For inpatient, outpatient, and swing bed patients, and for patients at both clinics throughout the year, the district is paid an interim rate, which is an estimate of what the actual costs are going to be and is based on the prior year. The cost report can raise havoc with cash flow, and money will either be owed to Medicare, or the district will receive payments from Medicare.

“It doesn’t change cash in or out. Medicare is going to pay on the best information it has from the cost report filed. It is more chaotic if there are bigger changes, like more volume, or if service lines changed a little bit,” Dingus said. “You had a payable at the end of the year because you have more volume, and that is good. It’s the nature of a cost-based system where the cash flow is not as fluid and even as you want.”
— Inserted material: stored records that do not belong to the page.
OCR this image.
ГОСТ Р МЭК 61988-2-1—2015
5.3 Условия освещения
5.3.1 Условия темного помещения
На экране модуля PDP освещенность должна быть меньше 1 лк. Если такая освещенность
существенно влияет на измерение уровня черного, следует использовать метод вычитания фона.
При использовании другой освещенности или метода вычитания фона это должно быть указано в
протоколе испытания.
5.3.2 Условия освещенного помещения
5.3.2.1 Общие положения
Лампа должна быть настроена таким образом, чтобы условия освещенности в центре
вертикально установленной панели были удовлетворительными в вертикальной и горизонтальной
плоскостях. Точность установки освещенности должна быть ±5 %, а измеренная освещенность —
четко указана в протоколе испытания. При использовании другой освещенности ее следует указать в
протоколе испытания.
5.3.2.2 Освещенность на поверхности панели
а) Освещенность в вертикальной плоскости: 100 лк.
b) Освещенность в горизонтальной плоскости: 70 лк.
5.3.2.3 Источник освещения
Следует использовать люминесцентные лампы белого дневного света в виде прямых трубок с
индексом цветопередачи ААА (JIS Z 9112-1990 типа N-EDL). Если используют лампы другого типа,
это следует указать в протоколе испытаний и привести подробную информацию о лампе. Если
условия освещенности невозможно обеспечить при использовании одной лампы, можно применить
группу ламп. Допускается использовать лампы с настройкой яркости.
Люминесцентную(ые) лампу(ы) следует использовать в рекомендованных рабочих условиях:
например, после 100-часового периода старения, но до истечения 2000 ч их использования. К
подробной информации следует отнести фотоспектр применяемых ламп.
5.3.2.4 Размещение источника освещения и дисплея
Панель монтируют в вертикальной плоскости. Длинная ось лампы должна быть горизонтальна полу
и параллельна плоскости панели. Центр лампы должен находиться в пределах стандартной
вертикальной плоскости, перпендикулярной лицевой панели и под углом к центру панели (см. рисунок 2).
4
According to CEO Shane McGuire, the district was left owing money to Medicare because the interim cost report was completed “pretty late in the year.”

Commissioner Bob Hutchens asked Dingus how the district could address the issue of cash flow reserves, and Dingus said it was a matter of paying attention to whether a receivable or payable is being built, he said.
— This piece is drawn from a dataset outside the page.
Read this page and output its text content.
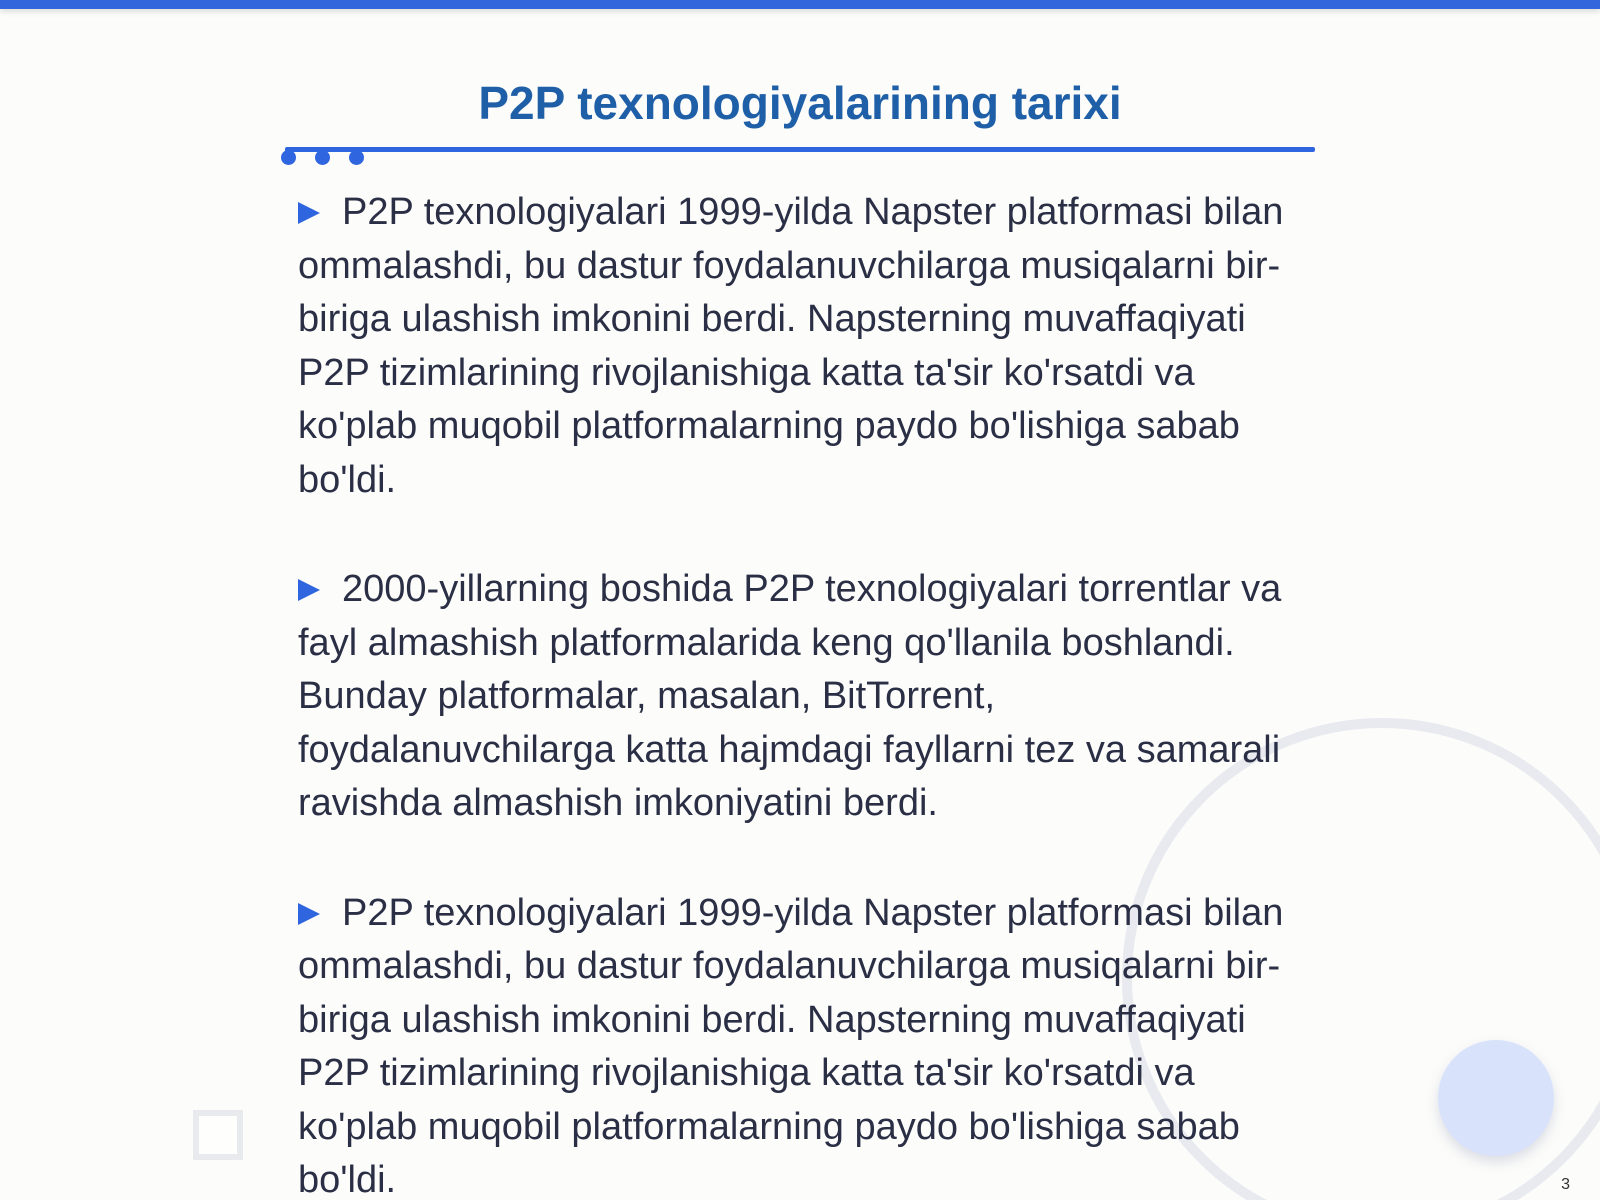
P2P texnologiyalarining tarixi

P2P texnologiyalari 1999-yilda Napster platformasi bilan ommalashdi, bu dastur foydalanuvchilarga musiqalarni bir-biriga ulashish imkonini berdi. Napsterning muvaffaqiyati P2P tizimlarining rivojlanishiga katta ta'sir ko'rsatdi va ko'plab muqobil platformalarning paydo bo'lishiga sabab bo'ldi.

2000-yillarning boshida P2P texnologiyalari torrentlar va fayl almashish platformalarida keng qo'llanila boshlandi. Bunday platformalar, masalan, BitTorrent, foydalanuvchilarga katta hajmdagi fayllarni tez va samarali ravishda almashish imkoniyatini berdi.

P2P texnologiyalari 1999-yilda Napster platformasi bilan ommalashdi, bu dastur foydalanuvchilarga musiqalarni bir-biriga ulashish imkonini berdi. Napsterning muvaffaqiyati P2P tizimlarining rivojlanishiga katta ta'sir ko'rsatdi va ko'plab muqobil platformalarning paydo bo'lishiga sabab bo'ldi.	3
“You have really big receivables on the cost report, and you’re not getting that money until July of the following year, so it’s just knowing when you have big payables and receivables, and adjusting your cash flow, appropriately,” Dingus said.

Dingus said the cost-based reimbursement system works well as a risk management type of system.

“It is a struggle for critical access hospitals, especially when you change your volumes or your operations,” he said.

Looking at the financial statements from the first three months of 2017, Dingus said that increasing volumes will create a payable again this year, and cash flow will need to be managed.

McGuire said one way to overcome overpayment is to start building an interim cost report earlier, so an adjustment can be made to the interim rate by Medicare. He proposed doing so as early as June.

Dingus said another goal for the district is to have money set aside for debt service. Long term debt stands at $10.5 million, he said.

Dingus spoke about the effects that two Unlimited Tax General Obligation Bonds, three Limited Tax General Obligations Bonds, and small loans from CREA and General Electric have had on the financial health of the district.

“Long-term debt should be paid down. You’ve been highly leveraged for quite a while,” Dingus said. “Being in debt reduces the ability for borrowing.”

Dingus said he would also like to see an increase in the number of days of cash on hand, from 41 at the end of December, to a minimum of 90 days, and “then balance out the debt service.”